Warner Brothers told Porter’s life story in a 1946 musical, “Night and Day,” in which Cary Grant portrayed the composer.

Born in Peru, Ind., Porter graduated from Yale University in 1913. He then spent a year studying law and two years studying music at Harvard.

After his first musical flopped, Porter went abroad and joined the French Foreign Legion in 1917. He was switched to the French artillery and served as an officer at the front in World War I.

He married Linda Lee Thomas in Paris in 1919. She died in New York in 1954.

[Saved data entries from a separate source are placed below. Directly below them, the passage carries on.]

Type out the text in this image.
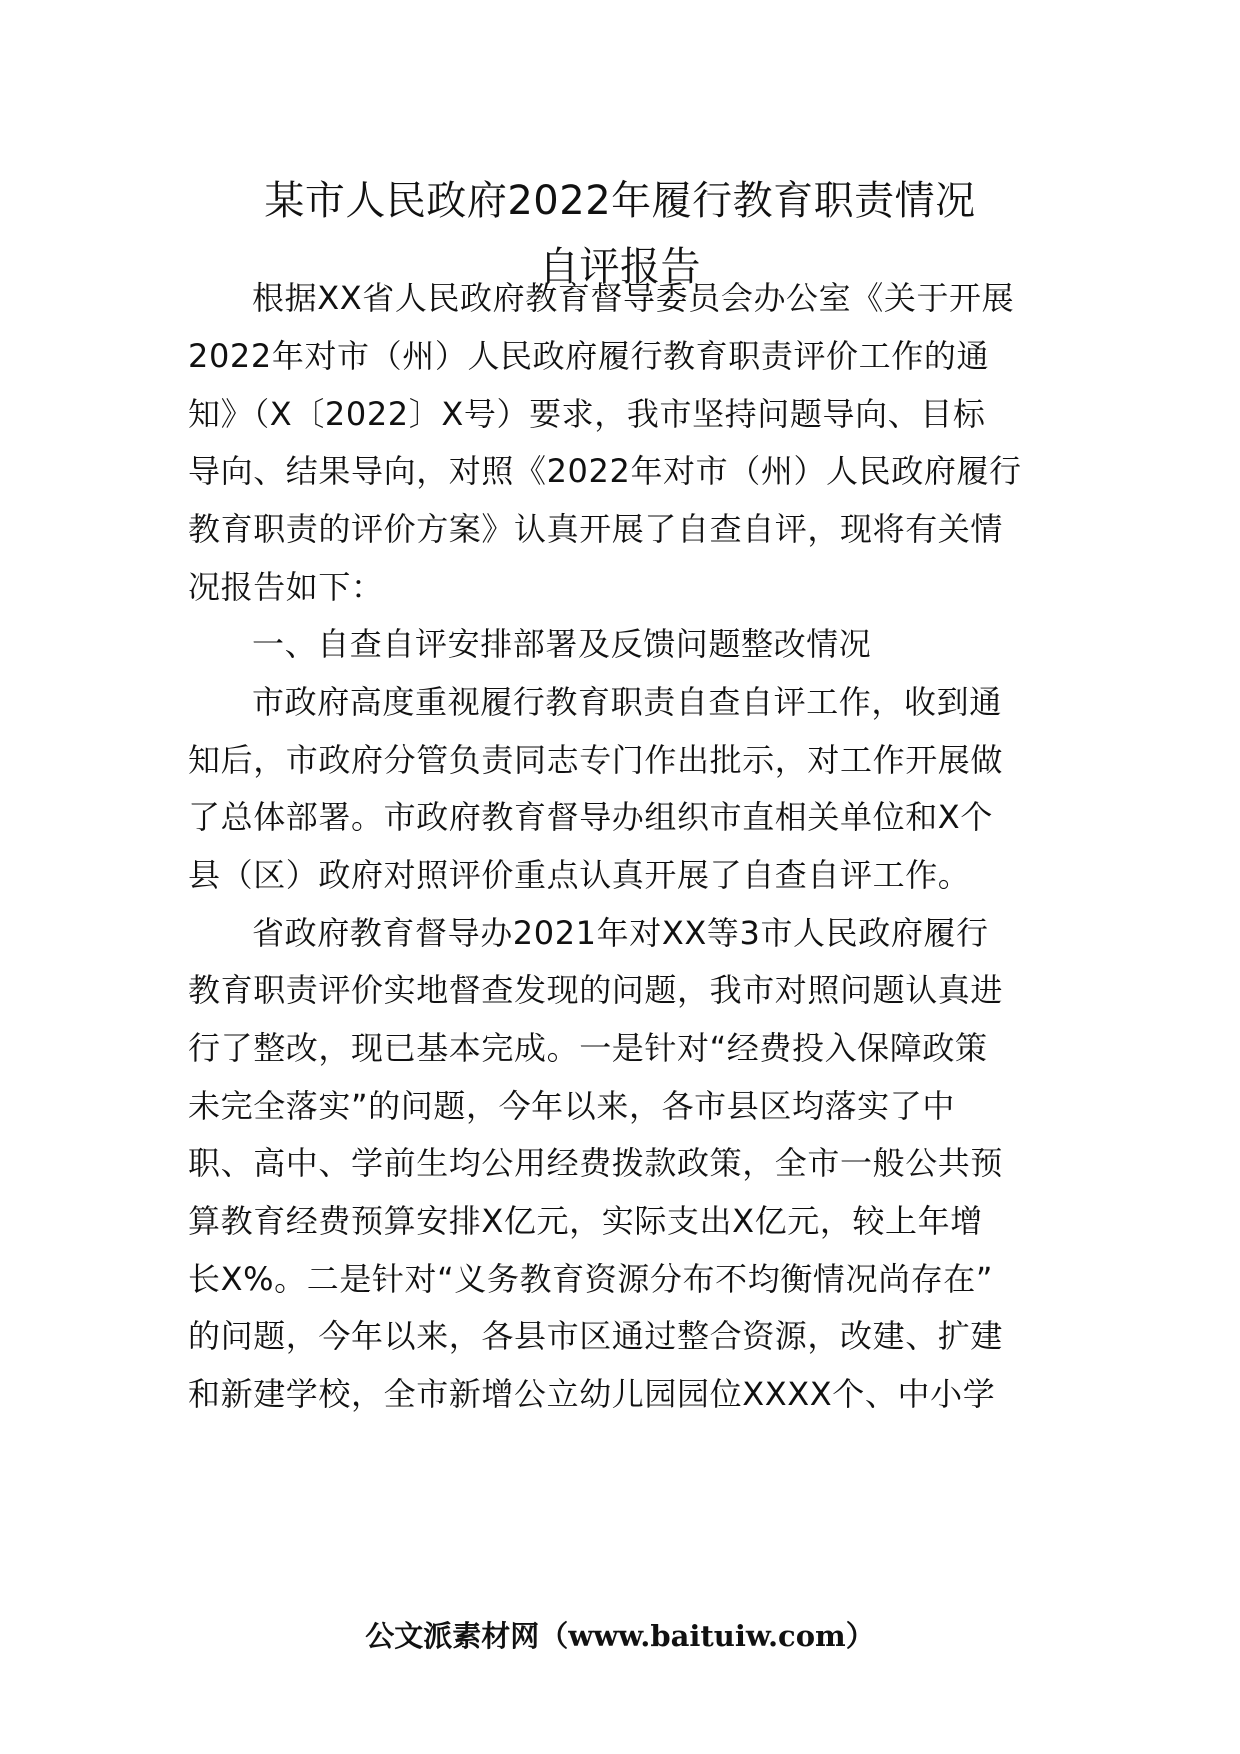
某市人民政府2022年履行教育职责情况
自评报告
根据XX省人民政府教育督导委员会办公室《关于开展
2022年对市（州）人民政府履行教育职责评价工作的通
知》（X〔2022〕X号）要求，我市坚持问题导向、目标
导向、结果导向，对照《2022年对市（州）人民政府履行
教育职责的评价方案》认真开展了自查自评，现将有关情
况报告如下：
一、自查自评安排部署及反馈问题整改情况
市政府高度重视履行教育职责自查自评工作，收到通
知后，市政府分管负责同志专门作出批示，对工作开展做
了总体部署。市政府教育督导办组织市直相关单位和X个
县（区）政府对照评价重点认真开展了自查自评工作。
省政府教育督导办2021年对XX等3市人民政府履行
教育职责评价实地督查发现的问题，我市对照问题认真进
行了整改，现已基本完成。一是针对“经费投入保障政策
未完全落实”的问题，今年以来，各市县区均落实了中
职、高中、学前生均公用经费拨款政策，全市一般公共预
算教育经费预算安排X亿元，实际支出X亿元，较上年增
长X%。二是针对“义务教育资源分布不均衡情况尚存在”
的问题，今年以来，各县市区通过整合资源，改建、扩建
和新建学校，全市新增公立幼儿园园位XXXX个、中小学
公文派素材网（www.baituiw.com）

As Porter’s reputation grew, so did his mode of living. Not that he ever had to pinch pennies — for he had inherited $1 million from his grandfather. To this was soon added an income of more than $100,000 a year from his songs.

The Porters maintained apartments in New York, Paris, Venice, and on the Lido. These became fashionable salons attracting notables from the musical, theatrical, and literary worlds.

With the opening of each new show, Porter would present his wife with an appropriate present. When “Red, Hot and Blue” opened, he gave her a platinum cigarette case inset with rubies, diamonds, and sapphires, explaining that the rubies were red, the diamonds were “hot,” and the sapphires were blue.

Porter developed chronic osteomyelitis in his right leg — the result of an injury suffered from a fall from a horse in 1937 — and the leg was amputated in 1958. From that point on, Porter lived under the constant pressure of pain and, reversing his previously active social life, became a virtual recluse.

He rarely saw anyone except intimate friends. A 90-minute television program honoring him was presented in 1960, and a party celebrating his 70th birthday was given in 1962, but he was unwilling to attend either event. When Yale University wished to confer an honorary degree of Doctor of Humane Letters on him in 1960, Porter accepted on condition that the presentation be made in his apartment.